HU: Well, we didn't have hardly anything to celebrate at that Christmas, those days. Very sort of kind of we don't want to be... celebrate anything those days because so many people been interned and you hear so many sad things here and there. Like Imperial Valley, there's some people been attacked by Filipinos because the news out there is very bad. After the Christmas, I think more likely, those news came out...you know, Japan invaded the Philippines and killed the children and raped the women, these and that. Well, government, you know, during the wartime, always propaganda is very... and special I learned just a few years ago, some of the college professors, they had oral history meeting in San Francisco, I think, in 1989, one professor wrote about communism. I didn't know anything about how the communist people from Japan, about thirty of them, they never went in the camps. They been hired by the CIA to use as a propaganda that material they're going to write. They've been taken over to the place there or they stayed there, about thirty, thirty or thirty-two people. They were writing all kinds of propaganda material so they could be... in case a plane gonna fly over Japan, they're going to spread all those things by the plane. So they was working for... so all kind of propaganda was going on, you know, and more like a hatred toward the Japanese.

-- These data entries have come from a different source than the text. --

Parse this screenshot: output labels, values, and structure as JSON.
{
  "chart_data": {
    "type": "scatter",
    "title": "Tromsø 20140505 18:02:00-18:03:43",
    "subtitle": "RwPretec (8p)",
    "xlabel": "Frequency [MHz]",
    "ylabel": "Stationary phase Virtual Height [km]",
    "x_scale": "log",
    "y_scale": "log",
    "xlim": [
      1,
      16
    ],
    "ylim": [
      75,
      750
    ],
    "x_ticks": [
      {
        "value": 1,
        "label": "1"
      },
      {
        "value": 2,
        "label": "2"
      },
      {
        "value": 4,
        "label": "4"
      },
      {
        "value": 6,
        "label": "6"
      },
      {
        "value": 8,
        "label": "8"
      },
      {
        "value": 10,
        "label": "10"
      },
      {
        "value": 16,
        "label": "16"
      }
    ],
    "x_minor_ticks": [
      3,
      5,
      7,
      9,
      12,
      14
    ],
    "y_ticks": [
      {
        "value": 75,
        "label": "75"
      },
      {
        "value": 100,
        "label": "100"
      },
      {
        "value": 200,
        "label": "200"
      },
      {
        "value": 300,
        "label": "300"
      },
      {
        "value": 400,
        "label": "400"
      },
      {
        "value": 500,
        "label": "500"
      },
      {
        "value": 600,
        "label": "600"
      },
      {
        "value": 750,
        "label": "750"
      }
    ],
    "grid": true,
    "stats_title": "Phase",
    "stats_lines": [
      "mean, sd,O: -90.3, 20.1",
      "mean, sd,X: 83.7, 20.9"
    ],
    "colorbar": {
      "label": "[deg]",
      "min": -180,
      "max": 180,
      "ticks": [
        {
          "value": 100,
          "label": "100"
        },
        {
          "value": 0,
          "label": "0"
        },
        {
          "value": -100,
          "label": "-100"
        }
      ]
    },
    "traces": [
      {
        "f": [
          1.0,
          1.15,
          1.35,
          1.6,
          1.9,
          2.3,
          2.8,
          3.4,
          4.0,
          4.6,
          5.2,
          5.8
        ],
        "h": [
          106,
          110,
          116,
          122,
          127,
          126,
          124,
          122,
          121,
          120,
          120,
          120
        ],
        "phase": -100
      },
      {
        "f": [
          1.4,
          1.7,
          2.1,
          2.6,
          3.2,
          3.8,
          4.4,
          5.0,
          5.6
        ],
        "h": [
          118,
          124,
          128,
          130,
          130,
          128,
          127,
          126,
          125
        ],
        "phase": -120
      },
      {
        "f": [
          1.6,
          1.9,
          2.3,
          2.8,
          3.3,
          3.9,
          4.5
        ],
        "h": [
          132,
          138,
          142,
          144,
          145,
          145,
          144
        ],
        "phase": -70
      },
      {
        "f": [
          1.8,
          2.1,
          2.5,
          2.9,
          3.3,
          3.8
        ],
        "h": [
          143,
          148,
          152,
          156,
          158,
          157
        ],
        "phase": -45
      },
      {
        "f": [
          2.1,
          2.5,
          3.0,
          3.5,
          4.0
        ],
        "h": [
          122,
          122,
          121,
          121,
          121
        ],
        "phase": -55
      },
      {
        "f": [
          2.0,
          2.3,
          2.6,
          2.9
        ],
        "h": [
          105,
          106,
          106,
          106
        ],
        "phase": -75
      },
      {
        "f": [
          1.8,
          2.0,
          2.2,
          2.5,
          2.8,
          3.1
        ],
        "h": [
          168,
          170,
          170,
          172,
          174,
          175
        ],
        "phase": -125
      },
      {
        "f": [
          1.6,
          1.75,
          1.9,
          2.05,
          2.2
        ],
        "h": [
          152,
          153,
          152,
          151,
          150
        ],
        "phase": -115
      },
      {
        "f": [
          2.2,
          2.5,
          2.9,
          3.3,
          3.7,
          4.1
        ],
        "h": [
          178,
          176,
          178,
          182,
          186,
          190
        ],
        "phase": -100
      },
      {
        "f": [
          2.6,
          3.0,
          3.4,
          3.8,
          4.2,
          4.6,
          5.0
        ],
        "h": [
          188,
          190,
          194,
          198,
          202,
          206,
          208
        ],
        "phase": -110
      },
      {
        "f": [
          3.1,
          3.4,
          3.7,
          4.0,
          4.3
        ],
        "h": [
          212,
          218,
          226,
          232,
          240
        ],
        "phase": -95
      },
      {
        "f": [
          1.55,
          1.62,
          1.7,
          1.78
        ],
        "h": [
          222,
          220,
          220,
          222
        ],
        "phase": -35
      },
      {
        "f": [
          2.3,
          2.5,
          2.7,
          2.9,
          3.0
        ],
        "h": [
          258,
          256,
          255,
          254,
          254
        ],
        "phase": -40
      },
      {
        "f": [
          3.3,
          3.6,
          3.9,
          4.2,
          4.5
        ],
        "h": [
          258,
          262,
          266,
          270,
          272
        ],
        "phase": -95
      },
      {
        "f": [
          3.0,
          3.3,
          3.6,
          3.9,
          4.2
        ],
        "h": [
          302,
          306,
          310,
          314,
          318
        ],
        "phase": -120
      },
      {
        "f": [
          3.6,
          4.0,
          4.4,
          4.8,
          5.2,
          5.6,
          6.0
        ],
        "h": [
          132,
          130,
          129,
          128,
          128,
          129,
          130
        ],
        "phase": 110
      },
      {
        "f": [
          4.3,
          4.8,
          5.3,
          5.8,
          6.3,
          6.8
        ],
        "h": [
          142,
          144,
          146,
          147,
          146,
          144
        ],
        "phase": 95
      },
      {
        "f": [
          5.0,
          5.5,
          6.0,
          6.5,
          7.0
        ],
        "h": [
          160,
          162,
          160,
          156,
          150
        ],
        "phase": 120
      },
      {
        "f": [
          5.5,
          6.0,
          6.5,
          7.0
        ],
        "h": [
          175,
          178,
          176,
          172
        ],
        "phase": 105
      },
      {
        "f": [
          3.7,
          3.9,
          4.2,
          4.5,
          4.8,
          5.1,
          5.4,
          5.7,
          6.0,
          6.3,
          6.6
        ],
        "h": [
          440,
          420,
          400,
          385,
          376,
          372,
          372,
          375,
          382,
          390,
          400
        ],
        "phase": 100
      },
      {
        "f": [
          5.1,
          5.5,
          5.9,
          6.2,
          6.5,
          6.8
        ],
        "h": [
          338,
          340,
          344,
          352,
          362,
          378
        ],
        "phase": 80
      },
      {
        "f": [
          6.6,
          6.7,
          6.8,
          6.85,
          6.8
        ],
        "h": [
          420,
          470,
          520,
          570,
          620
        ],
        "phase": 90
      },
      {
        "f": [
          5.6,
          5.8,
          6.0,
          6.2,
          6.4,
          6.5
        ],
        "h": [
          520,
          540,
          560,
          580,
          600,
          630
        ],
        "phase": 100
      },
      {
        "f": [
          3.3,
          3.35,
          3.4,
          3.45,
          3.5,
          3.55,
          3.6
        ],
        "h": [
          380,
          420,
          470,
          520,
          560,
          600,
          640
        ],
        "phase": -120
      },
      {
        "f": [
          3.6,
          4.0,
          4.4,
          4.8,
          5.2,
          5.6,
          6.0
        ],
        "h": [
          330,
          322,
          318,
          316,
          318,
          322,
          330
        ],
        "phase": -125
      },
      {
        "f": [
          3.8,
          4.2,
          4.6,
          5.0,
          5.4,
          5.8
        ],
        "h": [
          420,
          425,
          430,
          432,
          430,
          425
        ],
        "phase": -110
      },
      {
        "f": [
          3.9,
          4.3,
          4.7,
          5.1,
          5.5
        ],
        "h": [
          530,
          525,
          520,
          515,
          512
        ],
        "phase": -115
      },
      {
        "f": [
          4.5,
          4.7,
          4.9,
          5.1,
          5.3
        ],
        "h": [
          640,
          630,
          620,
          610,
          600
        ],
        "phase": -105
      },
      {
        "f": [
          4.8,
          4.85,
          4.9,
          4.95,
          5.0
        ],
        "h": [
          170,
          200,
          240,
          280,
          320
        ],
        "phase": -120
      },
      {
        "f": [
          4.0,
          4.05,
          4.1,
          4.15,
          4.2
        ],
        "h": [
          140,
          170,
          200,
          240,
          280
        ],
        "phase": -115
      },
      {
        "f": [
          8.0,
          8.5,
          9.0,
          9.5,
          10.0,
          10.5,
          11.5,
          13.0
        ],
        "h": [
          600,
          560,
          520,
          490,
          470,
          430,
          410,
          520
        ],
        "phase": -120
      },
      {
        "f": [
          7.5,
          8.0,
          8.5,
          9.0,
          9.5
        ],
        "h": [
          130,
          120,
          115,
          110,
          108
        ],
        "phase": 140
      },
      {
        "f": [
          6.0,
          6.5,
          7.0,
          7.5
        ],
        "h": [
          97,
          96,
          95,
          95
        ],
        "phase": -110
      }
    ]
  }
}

EO: Now, by this time, tell me, you have some children.

HU: Yeah.

EO: Tell me about them.

HU: Well, I had three children. Two of them going to the Maryknoll, you know, downtown, near the Japantown. They're going by the bus. Maryknoll had their own bus. And we paid so much a month for... those days it was very cheap. They feed lunch and teach the American school until 3 o'clock. And after that, a couple of hours, they teach the Japanese and they bring back the kids about 6 o'clock in the afternoon -- evening. So we sent in two, two of my older boys to there. And the younger one still stayed home. And...

EO: Now, right after this bombing, when did the curfew happen?

HU: Curfew happen... my gosh, I don't remember the date but curfew happened I think after sometime around February, I think. Early February, I think. I'm not too sure of the exact date.

EO: Did your assets get frozen?

HU: Pardon me?

EO: Your assets in the bank, were they frozen?

HU: Yeah. You know, my wife took 'em about Japanese bank, Sumitomo was in downtown Japantown, and they paid me 6 percent interest if you put in a time deposit for a year. So we had about thousand yen deposited in one year term and that thing was frozen. And I had a couple of hundred dollars worth of American bond, war bond, but as soon as they throw us in the camp, I sold that. I took a loss. [Laughs]

EO: Did you ever get your money back out of Sumitomo?

HU: No, nothing. That cost me $250. That was today's money, maybe more than $10,000. To me those days, very hard to save the money in the '30s. Very difficult.